Until Thursday, natural gas traders had largely brushed off the demand additions seen in weather forecasts since the Easter weekend. Early Thursday, the May contract was trading about a penny lower ahead of the Energy Information Administration’s (EIA) storage report, which, if anything, could have been interpreted as bearish for the market.

The EIA reported an on-target 92 Bcf injection for the week ending April 19, lifting inventories to a 55 Bcf surplus over year-ago levels.

NatGasWeather said Thursday’s move higher for the prompt month could be viewed as relief among traders that the build didn’t come in closer to 100 Bcf. “Price gains could also be attributed to cooler-trending temperatures across the northern United States this weekend through the middle of next week, where more than 30 Bcf in build size has been lost since last week.”

As for this week’s EIA data, the South Central continued to surprise to the upside this week, with a reported 45 Bcf build in that region. IAF Advisors’ Kyle Cooper questioned whether part of that storage build could be attributed to local distribution companies in the Midwest and Northeast indexing gas now for the upcoming winter and passing on the cost to ratepayers.

“Obviously, things have changed a lot over the years,” Cooper said on Enelyst, a chat room hosted by The Desk. “From a long-term plan, buy April/May South Central, then buy the Northeast local gas in the summer, maybe when Texas gets hot … just a theory.”

Broken down by region, the EIA reported a 23 Bcf injection in the East, a 10 Bcf build in the Midwest and a 45 Bcf injection in the South Central region. Salt facilities added 17 Bcf, while nonsalts added 29 Bcf to inventories, according to EIA.

Total working gas in storage as of April 19 was 1,339 Bcf, 55 Bcf above last year but 369 Bcf below the five-year average.

Looking ahead, analysts expect Thursday’s 92 Bcf build to be one of several large storage injections over the next few weeks that would continue to eat away at the deficit to the five-year average.

After bouncing a bit on Wednesday, cash prices quickly changed course as a weather system with heavy showers tracked across the east-central United States, although with only minor cooling.

A stronger cool shot was expected to push into the central United States on Friday, then across the Great Lakes, Ohio Valley and Northeast this weekend, and a reinforcing cool shot was expected to follow early next week, according to NatGasWeather. That system was forecast to drop overnight temperatures into the 30s and 40s, locally 20s, bringing a modest surge in national demand.

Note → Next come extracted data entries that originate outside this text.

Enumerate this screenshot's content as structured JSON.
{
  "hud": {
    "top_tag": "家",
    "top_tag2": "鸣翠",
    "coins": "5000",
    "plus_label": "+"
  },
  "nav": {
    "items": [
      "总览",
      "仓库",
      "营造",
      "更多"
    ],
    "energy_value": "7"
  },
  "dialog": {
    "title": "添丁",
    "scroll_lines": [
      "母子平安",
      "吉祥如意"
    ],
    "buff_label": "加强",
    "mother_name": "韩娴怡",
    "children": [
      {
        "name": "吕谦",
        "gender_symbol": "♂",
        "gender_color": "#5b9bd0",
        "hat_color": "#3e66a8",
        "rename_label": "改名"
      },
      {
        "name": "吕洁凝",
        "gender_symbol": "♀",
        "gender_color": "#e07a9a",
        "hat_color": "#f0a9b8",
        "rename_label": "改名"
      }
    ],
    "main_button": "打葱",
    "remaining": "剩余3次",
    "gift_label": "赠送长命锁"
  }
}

“This will be aided by the southern United States requiring some cooling needs as highs reach the 80s to 90s,” the forecaster said.

Regardless, the weather pattern forecast for the May 2-9 period still favors mostly comfortable temperatures, and light demand, for much of the country.

Even with the first weather system approaching the Northeast, next-day gas prices across the region fell. Algonquin Citygate spot gas was down 5.5 cents to $2.375.

Appalachian prices also declined, with substantial losses of around 50 cents at both Millennium East Pool, which averaged $1.465, and Tennessee Zone 4 Marcellus, which averaged $1.45, that could be tied to various pipeline maintenance events going on this spring.

Down in the Southeast, prices slipped a few pennies at best, as did those in Louisiana, where Henry Hub averaged $2.47.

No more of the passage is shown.